Rats were given unilateral 6-hydroxydopamine (6-OHDA) lesions and subsequently received transplants of fetal ventral mesencephalic tissue into the denervated striatum. Four weeks later transplanted animals were tested for graft-mediated reduction of amphetamine-induced rotational behavior. Subsequently, transplanted animals received an intrastriatal injection of either GDNF (10 microg) or citrate buffer into a site lateral to the transplant, and then 6 h later received an injection of either 4.0 microg of 6-OHDA, 8.0 microg of 6-OHDA, or vehicle using the same stereotaxic coordinates that were used for the GDNF/citrate buffer injection. Animals were re-tested for amphetamine-induced rotational behavior 2 weeks later. Histological analysis revealed a significant reduction in the number of cell bodies immunostained for tyrosine hydroxylase (TH+) within the transplant for those animals pretreated with an intrastriatal injection of citrate buffer and subsequently given either dose of 6-OHDA. Transplanted animals pretreated with GDNF and subsequently administered 8.0 microg of 6-OHDA showed a significant reduction of TH+ neurons within the transplant compared to controls, however TH+ cell counts for this group remained significantly higher than the TH+ cell counts for the group of animals receiving the same dose of 6-OHDA but pretreated with citrate buffer. GDNF pretreatment completely protected TH+ cell bodies against 4.0 microg of 6-OHDA. Rotational scores indicated that GDNF provided only partial protection against 6-OHDA neurotoxicity in terms of transplant function. For both groups of transplanted animals receiving GDNF pretreatment and 6-OHDA injections, amphetamine-induced rotational scores dropped below the scores for animals pretreated with citrate buffer but remained significantly higher than the scores for transplanted animals that were not injected with 6-OHDA. Both histological and behavioral measures indicate GDNF partially protects integrated transplants against neurotoxic insult.

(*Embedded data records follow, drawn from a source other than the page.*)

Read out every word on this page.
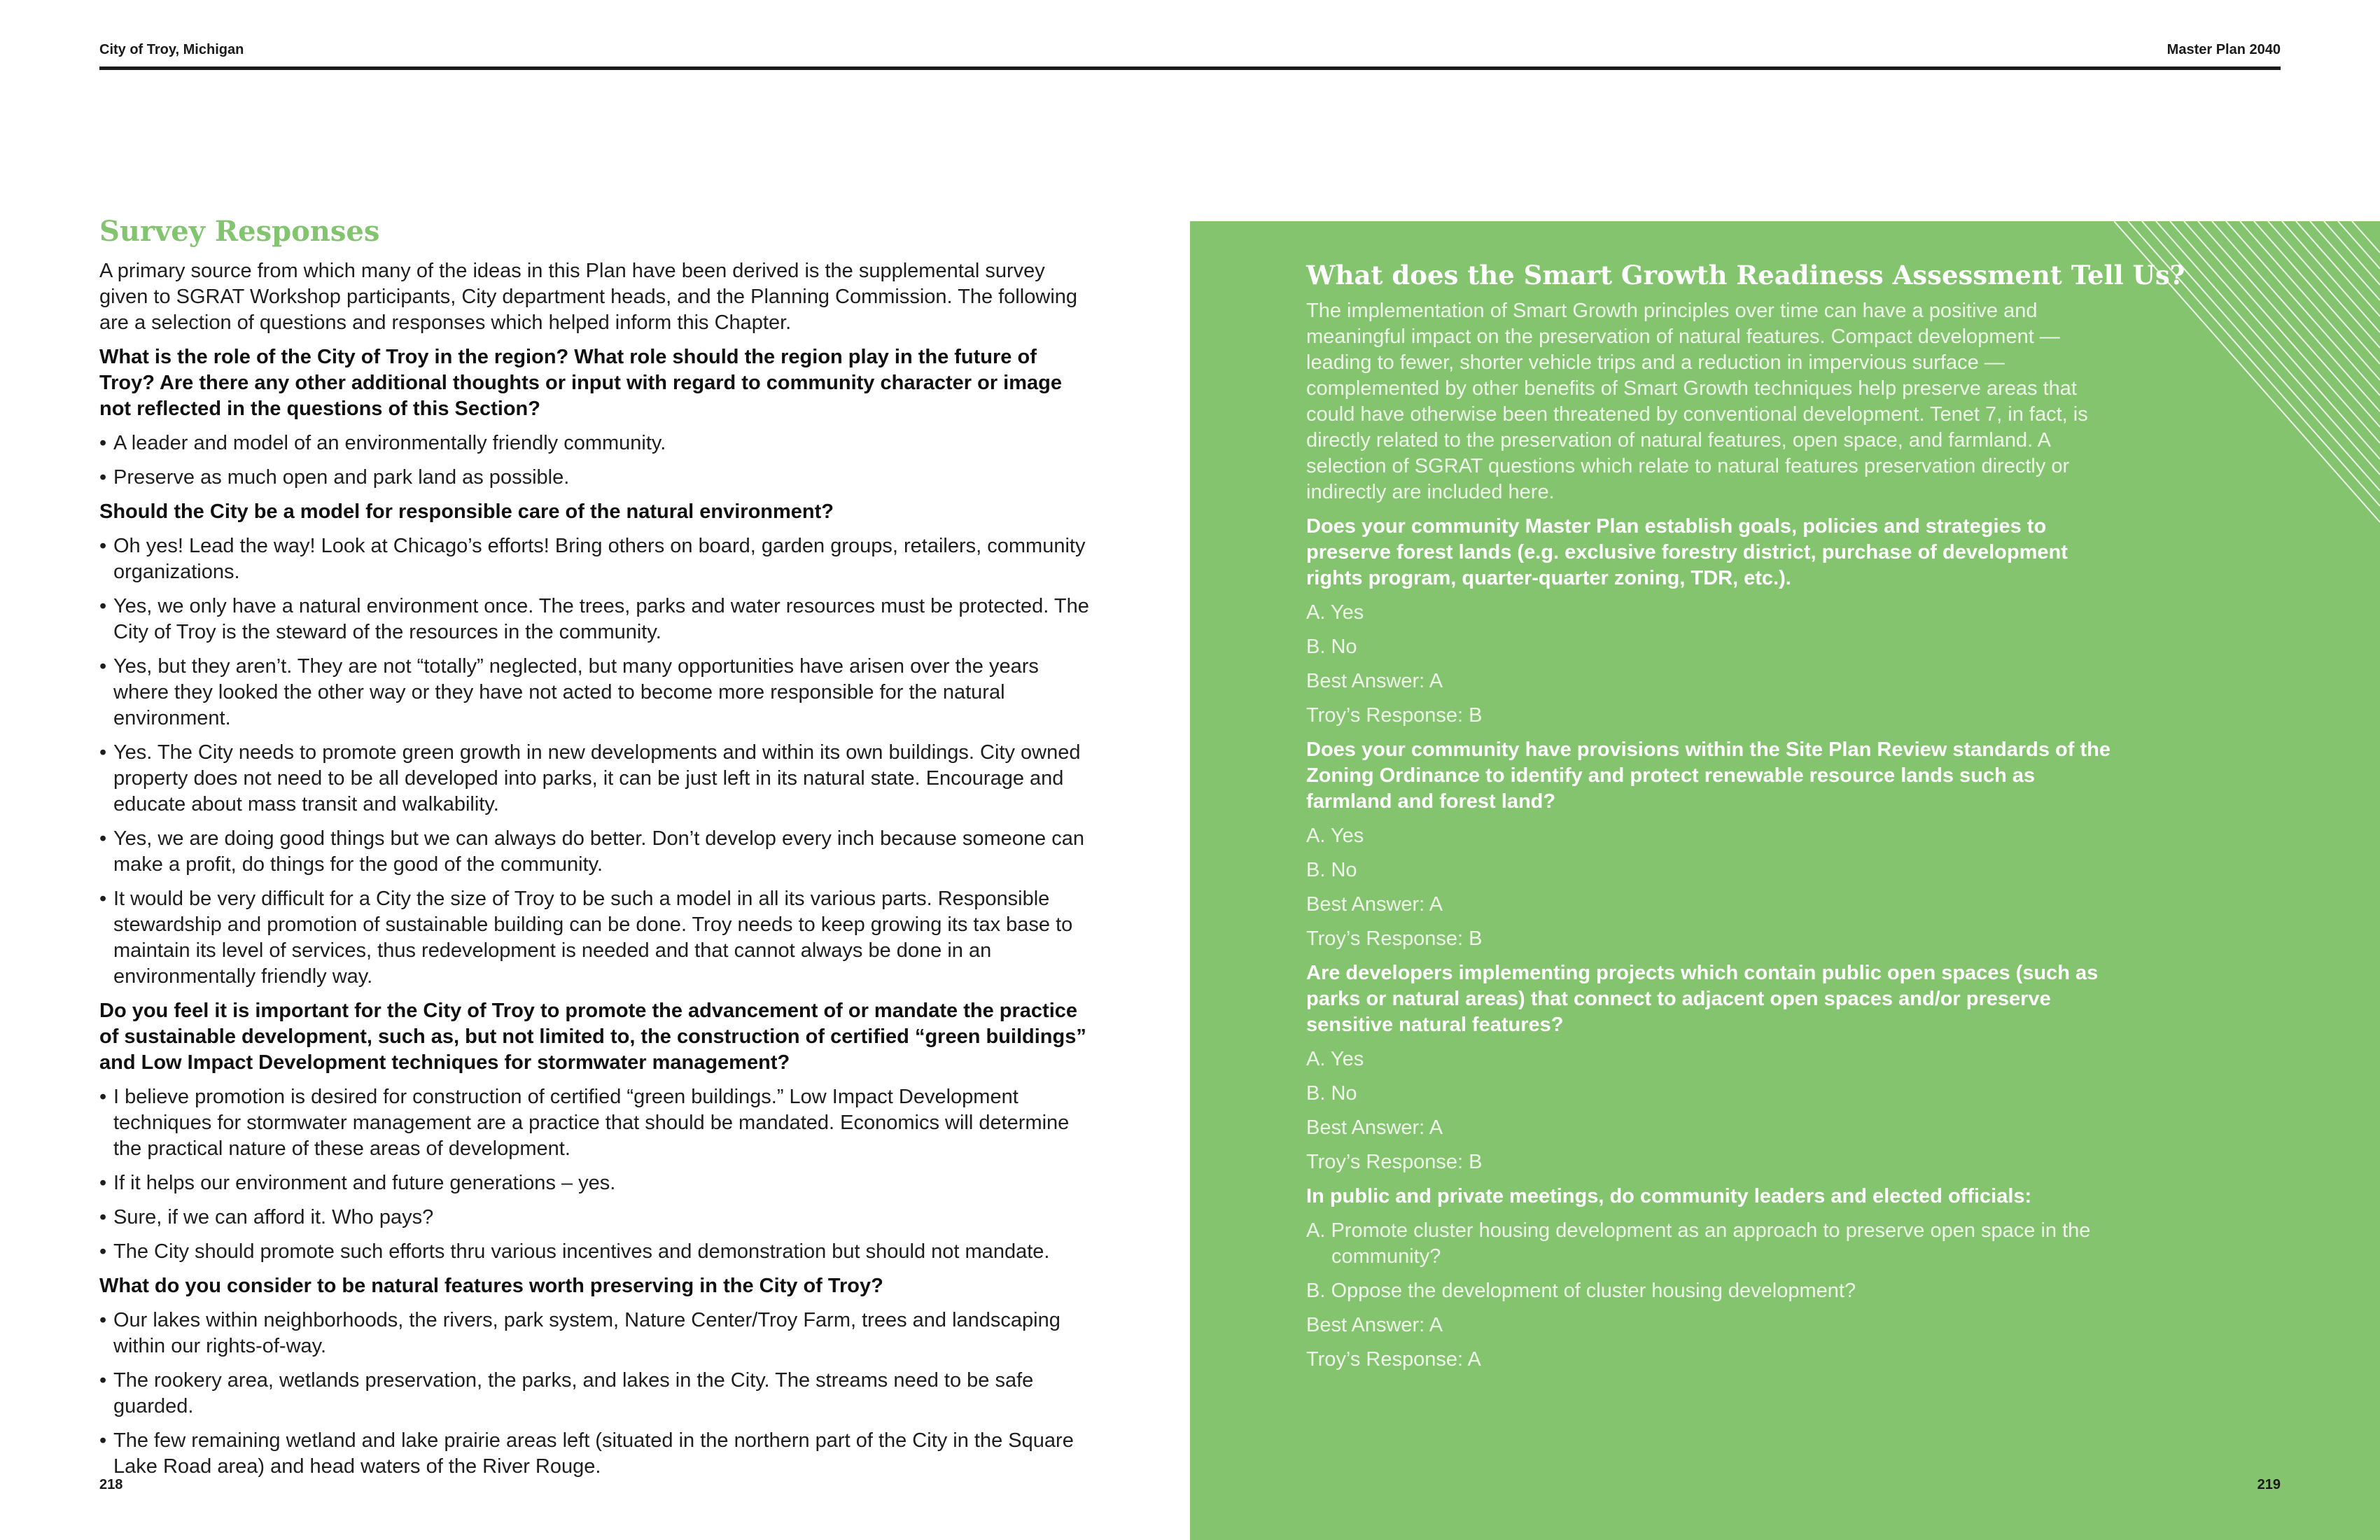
City of Troy, Michigan	Master Plan 2040
Survey Responses

A primary source from which many of the ideas in this Plan have been derived is the supplemental survey given to SGRAT Workshop participants, City department heads, and the Planning Commission. The following are a selection of questions and responses which helped inform this Chapter.

What is the role of the City of Troy in the region? What role should the region play in the future of Troy? Are there any other additional thoughts or input with regard to community character or image not reflected in the questions of this Section?

• A leader and model of an environmentally friendly community.

• Preserve as much open and park land as possible.

Should the City be a model for responsible care of the natural environment?

• Oh yes! Lead the way! Look at Chicago’s efforts! Bring others on board, garden groups, retailers, community organizations.

• Yes, we only have a natural environment once. The trees, parks and water resources must be protected. The City of Troy is the steward of the resources in the community.

• Yes, but they aren’t. They are not “totally” neglected, but many opportunities have arisen over the years where they looked the other way or they have not acted to become more responsible for the natural environment.

• Yes. The City needs to promote green growth in new developments and within its own buildings. City owned property does not need to be all developed into parks, it can be just left in its natural state. Encourage and educate about mass transit and walkability.

• Yes, we are doing good things but we can always do better. Don’t develop every inch because someone can make a profit, do things for the good of the community.

• It would be very difficult for a City the size of Troy to be such a model in all its various parts. Responsible stewardship and promotion of sustainable building can be done. Troy needs to keep growing its tax base to maintain its level of services, thus redevelopment is needed and that cannot always be done in an environmentally friendly way.

Do you feel it is important for the City of Troy to promote the advancement of or mandate the practice of sustainable development, such as, but not limited to, the construction of certified “green buildings” and Low Impact Development techniques for stormwater management?

• I believe promotion is desired for construction of certified “green buildings.” Low Impact Development techniques for stormwater management are a practice that should be mandated. Economics will determine the practical nature of these areas of development.

• If it helps our environment and future generations – yes.

• Sure, if we can afford it. Who pays?

• The City should promote such efforts thru various incentives and demonstration but should not mandate.

What do you consider to be natural features worth preserving in the City of Troy?

• Our lakes within neighborhoods, the rivers, park system, Nature Center/Troy Farm, trees and landscaping within our rights-of-way.

• The rookery area, wetlands preservation, the parks, and lakes in the City. The streams need to be safe guarded.

• The few remaining wetland and lake prairie areas left (situated in the northern part of the City in the Square Lake Road area) and head waters of the River Rouge.

218
What does the Smart Growth Readiness Assessment Tell Us?

The implementation of Smart Growth principles over time can have a positive and meaningful impact on the preservation of natural features. Compact development — leading to fewer, shorter vehicle trips and a reduction in impervious surface — complemented by other benefits of Smart Growth techniques help preserve areas that could have otherwise been threatened by conventional development. Tenet 7, in fact, is directly related to the preservation of natural features, open space, and farmland. A selection of SGRAT questions which relate to natural features preservation directly or indirectly are included here.

Does your community Master Plan establish goals, policies and strategies to preserve forest lands (e.g. exclusive forestry district, purchase of development rights program, quarter-quarter zoning, TDR, etc.).

A. Yes

B. No

Best Answer: A

Troy’s Response: B

Does your community have provisions within the Site Plan Review standards of the Zoning Ordinance to identify and protect renewable resource lands such as farmland and forest land?

A. Yes

B. No

Best Answer: A

Troy’s Response: B

Are developers implementing projects which contain public open spaces (such as parks or natural areas) that connect to adjacent open spaces and/or preserve sensitive natural features?

A. Yes

B. No

Best Answer: A

Troy’s Response: B

In public and private meetings, do community leaders and elected officials:

A. Promote cluster housing development as an approach to preserve open space in the community?

B. Oppose the development of cluster housing development?

Best Answer: A

Troy’s Response: A

219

Co-grafts of fetal ventral mesencephalon and fibroblasts expressing sonic hedgehog: effect on survival and function of dopamine grafts.

Fibroblasts derived from the Rat2 parental cell line were genetically modified to express the cell-associated form of Sonic hedgehog (Shh) and then co-grafted along with E14 fetal ventral mesencephalon (VM) tissue into the denervated striatum of F344 rats; fetal VM grafts alone or co-grafts using the nonexpressing Rat2 fibroblasts served as controls. Seven weeks after grafting, co-grafts of fetal VM and fibroblasts expressing Shh (Rat2/Shh) contained significantly more tyrosine hydroxylase-positive (TH+) neurons than either the fetal VM grafts or co-grafts of fetal VM plus nonexpressing fibroblasts (Rat2). Despite a significantly higher yield of grafted TH+ neurons in the fetal VM + Rat2/Shh co-grafts than in either of the other two control groups, amphetamine-induced rotational behavior scores were not significantly different between any of the three treatment groups. The number of TH+ neurons in the Rat2 (nonexpressing) co-grafts was significantly lower than the other two treatment groups. The results from this study suggest that fibroblasts expressing Shh may improve the number of co-grafted dopamine neurons, but do not improve the functional capacity of the graft in terms of improving amphetamine-induced rotational behavior.